Por que “Father Figure”, Sex and the City, Desperate Housewives, Big Little Lies e História de um Casamento parecem falar sobre a mesma mulher?

Será que crescer é perceber que amor, casamento e independência nunca foram tão simples quanto prometeram para nós?

Existe um momento da vida em que muitas mulheres começam a perceber que a ideia de “ter tudo” talvez nunca tenha sido tão confortável quanto parecia nos filmes, nas revistas femininas dos anos 2000 ou nas séries que assistíamos imaginando o futuro.

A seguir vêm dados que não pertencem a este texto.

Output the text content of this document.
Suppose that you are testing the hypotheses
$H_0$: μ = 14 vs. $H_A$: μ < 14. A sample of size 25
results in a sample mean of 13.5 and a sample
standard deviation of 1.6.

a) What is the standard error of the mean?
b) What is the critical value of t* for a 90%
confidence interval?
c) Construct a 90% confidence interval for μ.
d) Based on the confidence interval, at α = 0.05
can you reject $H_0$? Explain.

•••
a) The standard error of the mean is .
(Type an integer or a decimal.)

Porque, teoricamente, tudo parece muito claro: estudar, construir carreira, encontrar alguém, casar, formar uma família, amadurecer emocionalmente e finalmente alcançar estabilidade. Mas o que acontece quando algumas dessas coisas finalmente chegam — e ainda assim existe um vazio que ninguém comentou antes?

Foi exatamente nisso que pensei ouvindo Father Figure e lembrando de histórias que, mesmo sendo completamente diferentes entre si, parecem caminhar emocionalmente pelo mesmo lugar: Sex and the City, Desperate Housewives, Big Little Lies e Marriage Story.

No fundo, todas falam sobre mulheres tentando entender o que significa amar, ser escolhida, proteger alguém e continuar sendo si mesma ao mesmo tempo.

E talvez o mais interessante seja que cada uma dessas histórias representa uma fase diferente da vida feminina.

Em Sex and the City, vemos mulheres nos trinta e poucos anos tentando equilibrar independência e afeto em uma cidade que parece exigir performance o tempo inteiro. Carrie Bradshaw escreve sobre relacionamentos como alguém que entende tudo sobre amor, mas continua emocionalmente presa ao Mr. Big por anos. Charlotte York transforma casamento em um sonho quase sagrado. Miranda Hobbes tenta sobreviver à maternidade sem perder completamente a própria identidade. Samantha Jones usa a liberdade sexual como autonomia, mas em muitos momentos parece usar essa independência também como uma forma de proteção emocional.

A série foi revolucionária porque mostrava mulheres bem-sucedidas sem fingir que isso anulava carência emocional. E talvez esse tenha sido um dos primeiros momentos em que muitas mulheres viram algo mais próximo da realidade na televisão: você pode ser independente e ainda querer alguém que fique.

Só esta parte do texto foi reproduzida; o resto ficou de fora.